Но Турецкий, не дослушав ее, поспешил к пятнадцатой палате. Здоровой рукой он распахнул дверь. Кастелянша, полная женщина в белом халате, перестилала постель. Палата была пуста.

Турецкий дико огляделся.

- Где она? - крикнул он. - Тут была женщина?

- Так выписалась, - удивленно ответила кастелянша.

Турецкий, невзирая на боль в плече, бросился вон из палаты.

- Господи, - сказала женщина с неодобрением, - совершенно не умеют себя вести. Это все-таки больница.

Глава семнадцатая ГДЕ ЖЕ ТЫ?

1

"Значит, вот почему она пришла. Она знала, что на следующий день выписывается и больше мы не увидимся. Вроде той королевы, которая на следующее утро казнила своих любовников, с которыми провела ночь".

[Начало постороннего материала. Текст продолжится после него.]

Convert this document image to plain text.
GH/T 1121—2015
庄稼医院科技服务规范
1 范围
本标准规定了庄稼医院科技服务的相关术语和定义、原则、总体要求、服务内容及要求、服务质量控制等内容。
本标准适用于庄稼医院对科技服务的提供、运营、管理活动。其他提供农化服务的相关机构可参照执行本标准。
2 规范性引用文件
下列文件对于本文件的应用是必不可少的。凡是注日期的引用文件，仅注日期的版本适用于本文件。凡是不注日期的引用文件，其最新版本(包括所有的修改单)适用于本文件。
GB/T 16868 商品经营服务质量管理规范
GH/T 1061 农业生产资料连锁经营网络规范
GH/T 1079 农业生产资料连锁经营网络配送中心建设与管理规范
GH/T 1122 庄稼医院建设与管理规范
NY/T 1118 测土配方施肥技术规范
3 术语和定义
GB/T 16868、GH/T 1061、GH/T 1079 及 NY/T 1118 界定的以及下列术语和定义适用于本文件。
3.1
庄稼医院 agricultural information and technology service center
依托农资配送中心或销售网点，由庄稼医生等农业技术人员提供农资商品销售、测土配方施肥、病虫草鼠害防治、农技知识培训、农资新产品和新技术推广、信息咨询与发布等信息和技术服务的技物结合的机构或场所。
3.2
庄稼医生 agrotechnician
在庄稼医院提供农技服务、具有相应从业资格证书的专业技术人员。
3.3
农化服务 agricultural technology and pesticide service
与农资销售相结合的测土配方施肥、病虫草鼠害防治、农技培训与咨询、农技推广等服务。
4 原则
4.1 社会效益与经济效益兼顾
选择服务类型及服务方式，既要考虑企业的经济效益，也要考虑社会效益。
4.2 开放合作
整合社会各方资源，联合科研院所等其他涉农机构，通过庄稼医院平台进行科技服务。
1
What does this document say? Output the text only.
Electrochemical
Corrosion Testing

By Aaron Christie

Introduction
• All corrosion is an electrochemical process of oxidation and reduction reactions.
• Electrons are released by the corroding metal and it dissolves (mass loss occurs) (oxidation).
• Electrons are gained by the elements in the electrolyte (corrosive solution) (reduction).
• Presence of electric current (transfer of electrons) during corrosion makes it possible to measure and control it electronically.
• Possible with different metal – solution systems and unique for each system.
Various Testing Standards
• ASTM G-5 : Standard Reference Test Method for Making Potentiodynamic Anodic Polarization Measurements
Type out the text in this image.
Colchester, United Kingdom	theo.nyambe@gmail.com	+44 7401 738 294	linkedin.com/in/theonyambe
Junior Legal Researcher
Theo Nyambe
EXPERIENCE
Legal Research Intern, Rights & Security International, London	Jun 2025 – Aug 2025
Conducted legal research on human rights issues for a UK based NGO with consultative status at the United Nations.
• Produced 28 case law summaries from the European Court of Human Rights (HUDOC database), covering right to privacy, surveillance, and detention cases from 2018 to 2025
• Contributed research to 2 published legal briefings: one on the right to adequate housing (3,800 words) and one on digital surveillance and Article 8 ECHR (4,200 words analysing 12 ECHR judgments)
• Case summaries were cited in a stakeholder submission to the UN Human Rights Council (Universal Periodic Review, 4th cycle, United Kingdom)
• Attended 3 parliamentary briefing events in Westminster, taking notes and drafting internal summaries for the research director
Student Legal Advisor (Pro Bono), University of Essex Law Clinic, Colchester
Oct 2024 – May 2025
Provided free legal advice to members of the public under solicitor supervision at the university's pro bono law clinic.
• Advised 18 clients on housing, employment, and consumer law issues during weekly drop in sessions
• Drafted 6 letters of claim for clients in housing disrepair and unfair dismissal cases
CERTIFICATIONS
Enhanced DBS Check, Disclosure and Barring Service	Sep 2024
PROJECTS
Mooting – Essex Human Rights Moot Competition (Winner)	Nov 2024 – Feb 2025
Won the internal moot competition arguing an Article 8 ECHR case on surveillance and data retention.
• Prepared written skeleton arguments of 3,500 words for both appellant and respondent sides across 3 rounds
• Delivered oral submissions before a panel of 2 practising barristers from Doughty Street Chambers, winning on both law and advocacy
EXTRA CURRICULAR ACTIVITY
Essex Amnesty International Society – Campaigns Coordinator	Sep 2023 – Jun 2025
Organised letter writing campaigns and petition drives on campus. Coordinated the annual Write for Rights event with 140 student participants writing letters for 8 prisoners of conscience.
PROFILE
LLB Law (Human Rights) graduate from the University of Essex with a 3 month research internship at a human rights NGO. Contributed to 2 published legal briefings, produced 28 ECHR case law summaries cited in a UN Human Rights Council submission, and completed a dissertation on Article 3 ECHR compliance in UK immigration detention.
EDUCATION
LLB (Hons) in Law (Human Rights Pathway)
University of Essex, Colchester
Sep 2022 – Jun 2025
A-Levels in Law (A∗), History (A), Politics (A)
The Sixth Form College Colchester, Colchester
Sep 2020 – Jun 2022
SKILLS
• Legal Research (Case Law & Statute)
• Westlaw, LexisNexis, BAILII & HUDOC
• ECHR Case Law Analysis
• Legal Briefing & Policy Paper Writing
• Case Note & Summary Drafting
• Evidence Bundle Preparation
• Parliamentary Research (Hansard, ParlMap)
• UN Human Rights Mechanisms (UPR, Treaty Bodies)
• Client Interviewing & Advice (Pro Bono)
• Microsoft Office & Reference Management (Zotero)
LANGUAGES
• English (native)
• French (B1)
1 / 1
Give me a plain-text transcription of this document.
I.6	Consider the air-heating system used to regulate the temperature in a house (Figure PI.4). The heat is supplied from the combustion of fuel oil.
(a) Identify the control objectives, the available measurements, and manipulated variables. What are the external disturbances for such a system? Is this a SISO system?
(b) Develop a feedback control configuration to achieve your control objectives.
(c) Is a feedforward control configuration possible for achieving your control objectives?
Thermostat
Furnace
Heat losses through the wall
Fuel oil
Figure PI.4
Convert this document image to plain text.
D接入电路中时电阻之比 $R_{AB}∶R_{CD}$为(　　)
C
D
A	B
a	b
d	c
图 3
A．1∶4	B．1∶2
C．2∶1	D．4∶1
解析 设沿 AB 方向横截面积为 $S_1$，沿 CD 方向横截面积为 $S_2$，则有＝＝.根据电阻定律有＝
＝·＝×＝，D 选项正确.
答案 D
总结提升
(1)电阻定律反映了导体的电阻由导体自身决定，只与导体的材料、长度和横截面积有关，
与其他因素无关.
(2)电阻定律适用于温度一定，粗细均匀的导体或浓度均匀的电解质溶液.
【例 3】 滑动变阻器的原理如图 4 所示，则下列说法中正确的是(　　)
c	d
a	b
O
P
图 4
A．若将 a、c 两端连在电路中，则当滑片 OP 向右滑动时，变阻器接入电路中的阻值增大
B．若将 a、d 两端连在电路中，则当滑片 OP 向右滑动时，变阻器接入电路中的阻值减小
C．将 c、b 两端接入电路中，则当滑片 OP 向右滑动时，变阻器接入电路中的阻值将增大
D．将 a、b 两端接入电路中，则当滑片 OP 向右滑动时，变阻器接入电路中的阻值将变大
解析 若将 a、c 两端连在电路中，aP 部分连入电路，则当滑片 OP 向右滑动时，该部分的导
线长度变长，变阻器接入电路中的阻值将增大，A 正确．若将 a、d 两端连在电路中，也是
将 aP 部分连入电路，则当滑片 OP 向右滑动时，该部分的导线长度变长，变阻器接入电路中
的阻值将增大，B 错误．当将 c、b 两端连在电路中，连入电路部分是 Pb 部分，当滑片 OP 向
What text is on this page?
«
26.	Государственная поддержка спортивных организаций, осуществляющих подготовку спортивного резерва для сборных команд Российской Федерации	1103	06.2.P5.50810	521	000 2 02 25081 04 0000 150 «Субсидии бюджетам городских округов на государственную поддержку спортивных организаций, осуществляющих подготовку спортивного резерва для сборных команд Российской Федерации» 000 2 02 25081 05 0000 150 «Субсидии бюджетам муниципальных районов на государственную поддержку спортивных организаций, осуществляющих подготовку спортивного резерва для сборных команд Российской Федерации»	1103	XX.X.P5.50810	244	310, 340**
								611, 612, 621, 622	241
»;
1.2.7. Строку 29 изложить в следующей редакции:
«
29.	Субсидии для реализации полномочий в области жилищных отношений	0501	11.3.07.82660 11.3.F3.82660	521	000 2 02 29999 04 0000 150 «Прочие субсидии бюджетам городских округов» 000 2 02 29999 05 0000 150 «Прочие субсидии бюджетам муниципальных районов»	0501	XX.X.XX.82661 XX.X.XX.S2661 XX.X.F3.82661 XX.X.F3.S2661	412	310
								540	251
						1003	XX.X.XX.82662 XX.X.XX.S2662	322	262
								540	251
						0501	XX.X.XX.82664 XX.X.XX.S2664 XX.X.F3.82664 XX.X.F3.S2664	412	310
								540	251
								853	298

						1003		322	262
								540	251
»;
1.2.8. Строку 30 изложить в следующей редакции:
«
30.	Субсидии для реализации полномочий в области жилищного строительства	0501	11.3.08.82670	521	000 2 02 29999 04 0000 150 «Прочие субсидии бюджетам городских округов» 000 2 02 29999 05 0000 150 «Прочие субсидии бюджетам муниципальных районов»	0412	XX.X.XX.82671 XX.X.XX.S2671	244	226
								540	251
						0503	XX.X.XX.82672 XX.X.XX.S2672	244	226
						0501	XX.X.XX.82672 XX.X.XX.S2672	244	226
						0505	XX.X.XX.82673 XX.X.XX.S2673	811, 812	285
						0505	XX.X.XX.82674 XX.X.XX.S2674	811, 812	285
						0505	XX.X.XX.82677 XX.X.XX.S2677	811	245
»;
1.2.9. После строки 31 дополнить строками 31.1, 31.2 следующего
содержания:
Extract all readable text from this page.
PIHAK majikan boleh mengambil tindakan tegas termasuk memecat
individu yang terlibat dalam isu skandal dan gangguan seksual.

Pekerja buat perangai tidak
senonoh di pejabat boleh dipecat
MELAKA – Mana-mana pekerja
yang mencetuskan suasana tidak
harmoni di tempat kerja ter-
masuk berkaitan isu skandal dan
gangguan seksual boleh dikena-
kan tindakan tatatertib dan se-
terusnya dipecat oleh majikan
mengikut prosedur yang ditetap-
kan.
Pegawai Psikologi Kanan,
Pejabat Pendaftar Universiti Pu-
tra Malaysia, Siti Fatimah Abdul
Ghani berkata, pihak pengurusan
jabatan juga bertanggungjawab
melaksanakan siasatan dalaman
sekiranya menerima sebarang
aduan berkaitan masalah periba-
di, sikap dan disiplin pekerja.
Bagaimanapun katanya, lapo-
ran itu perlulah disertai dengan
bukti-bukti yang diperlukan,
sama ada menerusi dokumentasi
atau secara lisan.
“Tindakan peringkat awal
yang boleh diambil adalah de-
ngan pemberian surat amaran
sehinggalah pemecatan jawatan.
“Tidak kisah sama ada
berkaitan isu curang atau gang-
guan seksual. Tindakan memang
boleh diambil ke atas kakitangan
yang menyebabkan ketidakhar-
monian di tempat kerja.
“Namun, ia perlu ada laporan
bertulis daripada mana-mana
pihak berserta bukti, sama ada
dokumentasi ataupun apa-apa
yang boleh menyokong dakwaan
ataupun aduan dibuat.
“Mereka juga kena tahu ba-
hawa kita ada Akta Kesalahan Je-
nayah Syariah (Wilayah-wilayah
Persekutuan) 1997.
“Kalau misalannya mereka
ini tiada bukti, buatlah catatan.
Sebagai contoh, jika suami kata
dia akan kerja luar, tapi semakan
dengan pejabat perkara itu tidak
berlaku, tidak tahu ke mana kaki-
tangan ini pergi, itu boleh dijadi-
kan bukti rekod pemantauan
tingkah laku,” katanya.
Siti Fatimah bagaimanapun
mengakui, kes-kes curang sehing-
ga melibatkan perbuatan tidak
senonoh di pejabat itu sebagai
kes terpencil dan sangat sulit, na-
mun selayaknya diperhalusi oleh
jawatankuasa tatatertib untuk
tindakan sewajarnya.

Внезапная выписка Тани нравилась ему все меньше. И накануне она сказала ему: "Все прояснится. Скоро", - а сама исчезла. Разумеется, Турецкому не хотелось верить в то, что она с самого начала вела с ним какую-то хитрую игру. Ведь тогда ВСЕ оказывалось ложью.

2

Впрочем, это можно было выяснить. Он решительно пошел по коридору к кабинету завотделением.

- Андрей Егорович занят, - пыталась остановить его пожилая медсестра.

- По очень срочному делу, - сказал Турецкий и решительно вошел в кабинет.

Заведующий отделением поднял на него глаза.

- Я прошу мне не мешать, - сухо сказал он, - приемные часы на двери.

- Я хочу знать, почему досрочно выписали Бурмееву. Это очень важно.

- Кого? - удивился завотделением.

- Татьяну Бурмееву. Еще накануне было неизвестно, что ее выпишут. Это произошло сегодня утром. У меня есть подозрение, что сделано это не случайно.

- Помилуйте, молодой человек, - врач, наконец, оторвался от своих бумаг. - Во-первых, я еще раз повторяю, что нельзя вот так врываться к занятому человеку. Во-вторых, с чего вы взяли, что больную Бурмееву выписали внезапно? Сейчас, - он внимательно посмотрел на Турецкого поверх очков, - с моей стороны самым правильным было бы выставить вас вон. Но раз дело столь срочное, как вы говорите, я наведу справки.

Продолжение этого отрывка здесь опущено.